Был ли тот неприятный и странный разговор, не было ли его — какая разница? Так рассудил я тогда и правильно сделал. И словно бы та наша беседа состоялась не несколько дней назад, а только что закончилась, я уже после новогодних праздников спросил Зинаиду:
— Хотя бы фотографию показала, что ли…
Она молча принесла из своей комнаты две фотографии и почему-то с величайшим волнением протянула мне одну из них.
— Их у меня всего две, но эту не надо… Это я так просто…
— Не надо — так не надо, — согласился я.
— Его зовут Леонид Антонович.
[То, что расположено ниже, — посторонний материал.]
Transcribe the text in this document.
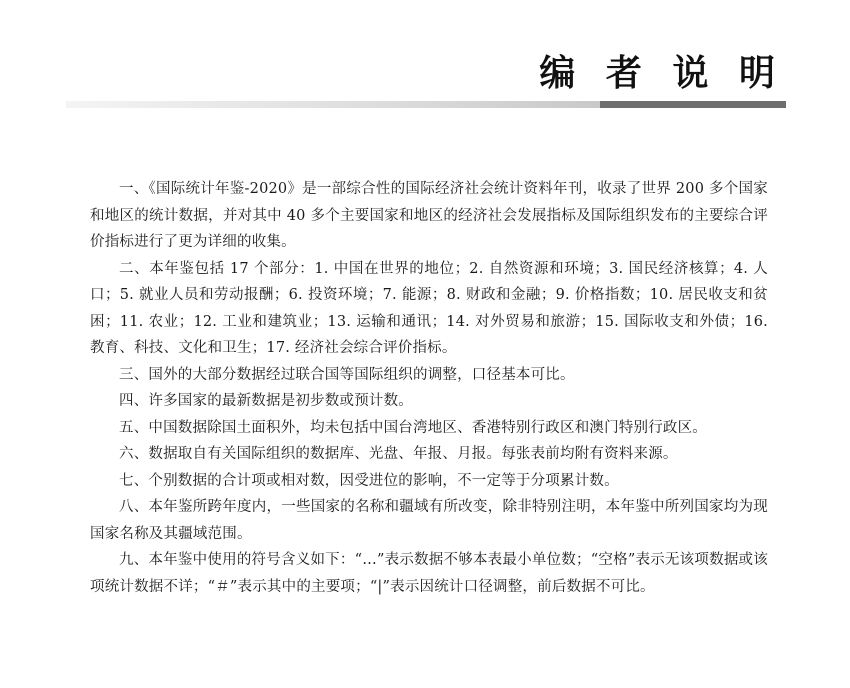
编 者 说 明

一、《国际统计年鉴-2020》是一部综合性的国际经济社会统计资料年刊，收录了世界 200 多个国家和地区的统计数据，并对其中 40 多个主要国家和地区的经济社会发展指标及国际组织发布的主要综合评价指标进行了更为详细的收集。

二、本年鉴包括 17 个部分：1. 中国在世界的地位；2. 自然资源和环境；3. 国民经济核算；4. 人口；5. 就业人员和劳动报酬；6. 投资环境；7. 能源；8. 财政和金融；9. 价格指数；10. 居民收支和贫困；11. 农业；12. 工业和建筑业；13. 运输和通讯；14. 对外贸易和旅游；15. 国际收支和外债；16. 教育、科技、文化和卫生；17. 经济社会综合评价指标。

三、国外的大部分数据经过联合国等国际组织的调整，口径基本可比。

四、许多国家的最新数据是初步数或预计数。

五、中国数据除国土面积外，均未包括中国台湾地区、香港特别行政区和澳门特别行政区。

六、数据取自有关国际组织的数据库、光盘、年报、月报。每张表前均附有资料来源。

七、个别数据的合计项或相对数，因受进位的影响，不一定等于分项累计数。

八、本年鉴所跨年度内，一些国家的名称和疆域有所改变，除非特别注明，本年鉴中所列国家均为现国家名称及其疆域范围。

九、本年鉴中使用的符号含义如下：“…”表示数据不够本表最小单位数；“空格”表示无该项数据或该项统计数据不详；“＃”表示其中的主要项；“|”表示因统计口径调整，前后数据不可比。
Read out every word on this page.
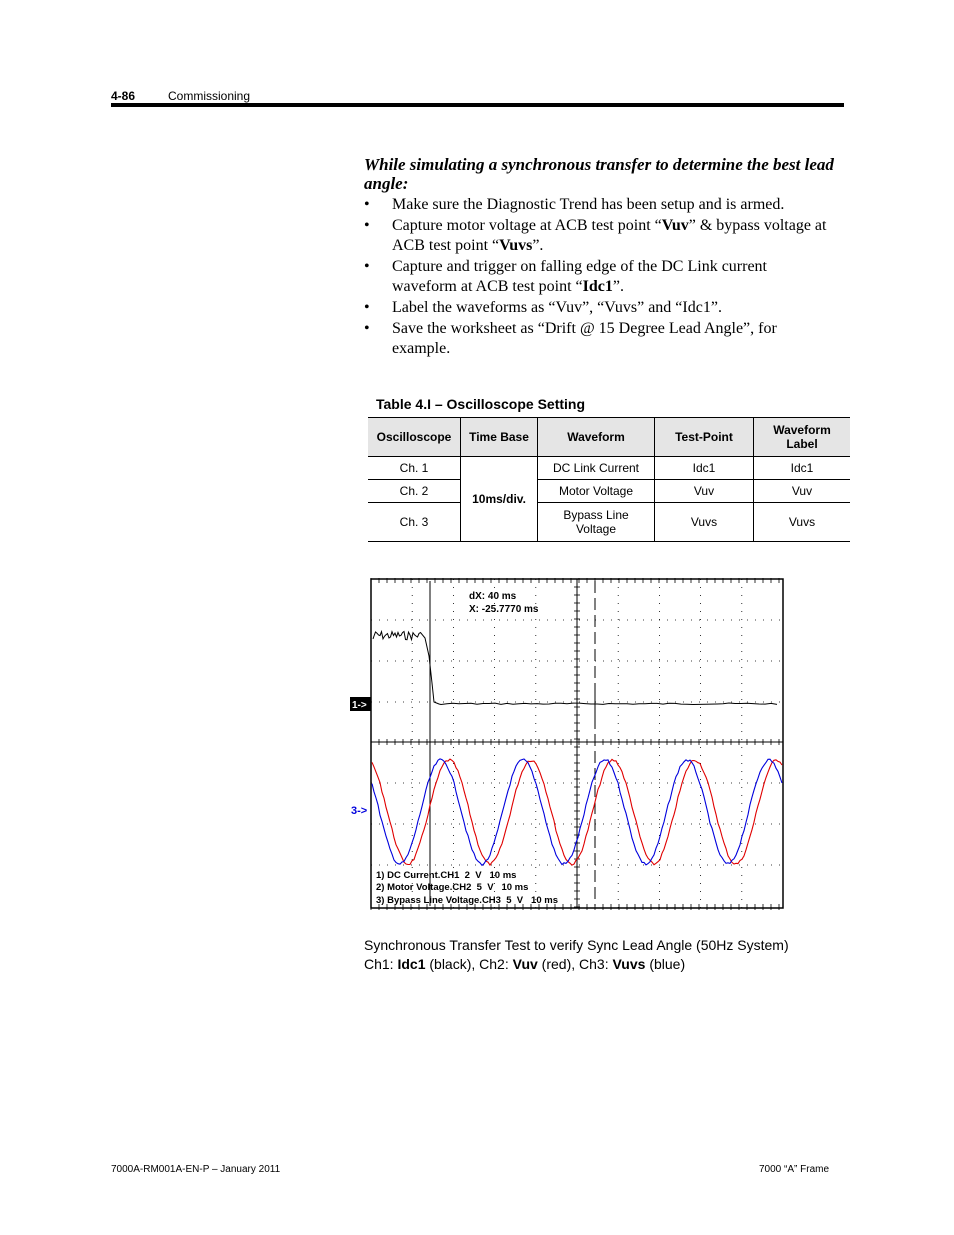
4-86	Commissioning
While simulating a synchronous transfer to determine the best lead angle:
• Make sure the Diagnostic Trend has been setup and is armed.
• Capture motor voltage at ACB test point “Vuv” & bypass voltage at ACB test point “Vuvs”.
• Capture and trigger on falling edge of the DC Link current waveform at ACB test point “Idc1”.
• Label the waveforms as “Vuv”, “Vuvs” and “Idc1”.
• Save the worksheet as “Drift @ 15 Degree Lead Angle”, for example.
Table 4.I – Oscilloscope Setting
Oscilloscope	Time Base	Waveform	Test-Point	Waveform Label
Ch. 1	10ms/div.	DC Link Current	Idc1	Idc1
Ch. 2		Motor Voltage	Vuv	Vuv
Ch. 3		Bypass Line Voltage	Vuvs	Vuvs
dX: 40 ms
X: -25.7770 ms
1->
3->
1) DC Current.CH1  2  V   10 ms
2) Motor Voltage.CH2  5  V   10 ms
3) Bypass Line Voltage.CH3  5  V   10 ms
Synchronous Transfer Test to verify Sync Lead Angle (50Hz System)
Ch1: Idc1 (black), Ch2: Vuv (red), Ch3: Vuvs (blue)
7000A-RM001A-EN-P – January 2011	7000 “A” Frame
Он — банкир.
— Леонид Антоныч — так Леонид Антоныч; банкир — так банкир, — чуть ли не зевая от скуки и взяв в руки снимок, я приготовился тщательно и обстоятельно изучать его, проникать в самую глубинную сущность изображения…
Никакой глубинной сущности не оказалось, и никуда проникать не пришлось.
Удар был таким сильным, что я вздрогнул и побледнел от неожиданности. Ничего более гнусного я, кажется, ещё никогда не видел в жизни. Ну разве что в кино. В индийском. Когда показывают какого-нибудь злодея, роль которого исполняет тщательно подобранный по всей многолюдной Индии артист… Я смотрел на фотографию: смуглый и черноглазый человек сидит в ресторане и смотрит прямо в объектив; всё лицо, вроде бы и улыбчиво и даже как-то добродушно, но слеплено оно лишь из одного-единственного материала — из Порока. Порок так прямо и сочится из этого лица… Потрясённый, я откинулся на спинку кресла и долго молчал.
Похоже, что Зинаида ожидала от меня чего-то похожего, но всё-таки не в такой степени.
— Какой он, скажи, как ты думаешь?.. Что ты увидел в нём? — спросила она. — У него турецкая примесь, в роду у него были турки — поэтому он такой чёрный… Но это — ничего, он — очень порядочный…
Я молчал. «Если скажу ей правду, — с каким-то ужасом подумал я, — она меня возненавидит, и мы окончательно поссоримся».
— Что ты увидел в нём? Ты должен был что-то увидеть… ты же должен понимать…
«А скажу неправду — поймёт, что лгу. Я ведь ещё ни разу не обманывал её… Ну, возненавидит — так возненавидит, — продолжал размышлять я. — Как-нибудь переживу».
И я сказал нечто страшное:
— Да тут и понимать нечего. По его роже и так всё видно.
— Что видно? Что видно?.. Всё ты выдумываешь! Ничего такого и не видно!.. Это прекрасный человек! Я тебе не верю! — Зина вскочила и, подбоченясь и сверкая глазами, выкрикнула: — Зато в тебе самом — много гадостей! Я тебя ненавижу!
— Не веришь — так не веришь, много — так много, ненавидишь — ну и на здоровье, — равнодушно и устало ответил я. Теперь уже я не притворялся, мне теперь действительно было наплевать на эту женщину и на её судьбу. Вслух я сказал: — Да ты садись, чего ты всё стоишь? И глазами меня так не сверли — меня этим не прошибёшь. Показывай лучше вторую фотографию!